I found this online:
In his sefer "Bilvavi Mishkan Evneh," R' Itamar Shwartz emphasizes the important point that our existence in this world is for the purpose of being davuk to our Creator; to be close with HaShem. As David HaMelech says "V'ani, kirvas Elokim li tov" "And as for me, closeness to G-d is good" Also- as we say by every kriyas haTorah "V'atem ha'dveikim ba'Hashem Elokeichem, chaim koolchem hayom" "And you who cling to Hashem your G-d, you are alive, all of you, today." Meaning to be alive means to cling to G-d. One who isn't constantly concentrating on getting closer to his/her creator, isn't living in the truest sense. As the Zohar Hakadosh says, all the 613 Mitzvos are eitzos (advice) for us; each an opportunity to get closer to HaShem. If one looks at it that way, Yiddishkeit is never a burden, with 613 commandments that we must do, but rather its an amazing opportunity for us to serve HaShem through His 613 Mitzvos; each of which being another way we can gain a closer relationship with Him.
A he'ara of my own: In this physical world, limited by space and time, "closness" is judged by distance between 2 things; inches, feet etc. But if we look at the olam haruchni, the spiritual world, there is no such thing as space and time. So how is closeness measured there? I was taught that it is by similarity. By ruchniyus, the more similar one thing is to another, the closer they are. That being the case, it would seem that for us to be closer to HaShem, we must become more like Him. Now this is a well known concept. "B'tzelem Elokim nivra es ha'adam" Man was created in the image of G-d-so we are like Him already and we have the ability to become more like Him.
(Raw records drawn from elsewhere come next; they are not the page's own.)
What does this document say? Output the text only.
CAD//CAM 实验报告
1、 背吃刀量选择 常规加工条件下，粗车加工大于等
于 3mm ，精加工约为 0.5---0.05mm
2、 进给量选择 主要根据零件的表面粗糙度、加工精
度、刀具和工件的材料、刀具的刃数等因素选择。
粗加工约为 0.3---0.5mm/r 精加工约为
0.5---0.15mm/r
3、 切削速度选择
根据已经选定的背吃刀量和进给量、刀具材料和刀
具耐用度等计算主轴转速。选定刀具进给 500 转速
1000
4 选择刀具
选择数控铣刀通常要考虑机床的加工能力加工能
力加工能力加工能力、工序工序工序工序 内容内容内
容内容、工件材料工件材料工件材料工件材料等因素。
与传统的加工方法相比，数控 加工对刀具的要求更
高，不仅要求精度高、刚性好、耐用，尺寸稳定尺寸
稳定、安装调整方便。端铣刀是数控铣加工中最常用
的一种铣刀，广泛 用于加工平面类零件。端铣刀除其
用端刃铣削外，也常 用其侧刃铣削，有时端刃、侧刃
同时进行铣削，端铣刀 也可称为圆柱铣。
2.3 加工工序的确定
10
My question: Are there any midrashes or commentaries that explain the eating from the Tree Hada'at because Adam and Chava wanted to fullfil their purpose of becoming more like HaShem? In order to complete themselves (it's not said of Adam that He was Ki Tov - in reference to man - for his mission and purpose in this world is to create a man of whom someday it will hopefully be said he is Tov: Rashi states that in the same way the second day of creation doesn't state ki tov, thar it was omitted on that day, because the work of the water was not completed until the third day and a thing that is not completed is not at its perfection and at its best). Or any references that teach that Adam and Chava wanted to be like/close to G-d and therefore ate?